At the same time, some other matters that one or both sides might wish to see agreed might need ratification by all the national parliaments (which in some countries extends also to devolved regional bodies through national laws).
This of course covers a vast range of subjects. Two areas of particular interest to asset finance companies are certain aspects of consumer credit law; and some of the prudential regulations for banks. Generally, the UK government's approach will be to retain all laws as they stand initially, even though Brexit will offer opportunities to change many of them later – either at UK level, or in the devolved legislatures (mainly the Scottish Parliament), depending on the subject.
This standstill effect will itself require new legislation before Brexit takes effect. The transmission mechanism for adopting EU legislative requirements into national law has varied in different cases. Where EU Directives have been implemented through primary Acts of Parliament, or through statutory instruments adopted though powers given by pre-existing primary Acts relevant to the subject, the enactments will remain in force by default following Brexit.
However, other EU-driven enactments have been given effect either by EU regulations having the direct force of law, or by UK statutory instruments that were not enabled by subject-specific primary Acts.
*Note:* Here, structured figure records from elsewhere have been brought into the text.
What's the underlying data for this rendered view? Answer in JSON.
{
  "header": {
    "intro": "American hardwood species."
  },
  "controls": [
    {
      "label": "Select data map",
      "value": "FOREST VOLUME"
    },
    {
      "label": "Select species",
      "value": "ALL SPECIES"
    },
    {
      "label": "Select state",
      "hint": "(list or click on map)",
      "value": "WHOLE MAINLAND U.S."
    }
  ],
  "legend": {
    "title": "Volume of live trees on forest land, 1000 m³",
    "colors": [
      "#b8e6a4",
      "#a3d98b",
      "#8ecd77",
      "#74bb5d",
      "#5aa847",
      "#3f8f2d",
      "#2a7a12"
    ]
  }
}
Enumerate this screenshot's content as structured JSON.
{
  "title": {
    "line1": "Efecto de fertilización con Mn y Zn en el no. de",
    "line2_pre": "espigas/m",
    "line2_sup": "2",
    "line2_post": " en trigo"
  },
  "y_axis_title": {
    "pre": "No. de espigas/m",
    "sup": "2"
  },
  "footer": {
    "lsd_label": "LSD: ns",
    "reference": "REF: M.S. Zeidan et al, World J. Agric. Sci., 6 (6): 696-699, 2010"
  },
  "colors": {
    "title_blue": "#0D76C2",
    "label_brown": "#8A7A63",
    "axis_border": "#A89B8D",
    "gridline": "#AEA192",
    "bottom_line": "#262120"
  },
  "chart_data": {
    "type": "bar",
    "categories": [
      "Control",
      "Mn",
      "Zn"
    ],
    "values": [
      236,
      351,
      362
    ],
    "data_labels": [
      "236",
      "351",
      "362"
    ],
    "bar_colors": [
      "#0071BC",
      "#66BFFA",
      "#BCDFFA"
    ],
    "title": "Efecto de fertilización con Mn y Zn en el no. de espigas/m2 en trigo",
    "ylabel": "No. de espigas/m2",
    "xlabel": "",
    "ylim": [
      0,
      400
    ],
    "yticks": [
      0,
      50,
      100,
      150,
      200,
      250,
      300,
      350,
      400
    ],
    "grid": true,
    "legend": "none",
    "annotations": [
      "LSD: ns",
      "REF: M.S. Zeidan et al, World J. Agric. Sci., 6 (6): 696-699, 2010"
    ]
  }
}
In either case, these were adopted into UK law under sweeping enabling powers given by Section 2 of the European Communities Act (ECA) 1972, passed at the time of the UK's accession to Europe.
Section 2 ECA will be repealed with effect from the main operative date of Brexit in 2019 (or possibly from a later date if necessary through any transitional agreement). The repeal legislation will nevertheless provide for ‘legacy’ enactments adopted previously under Section 2 to be kept in place on the standstill basis like the remainder of UK-adopted EU law.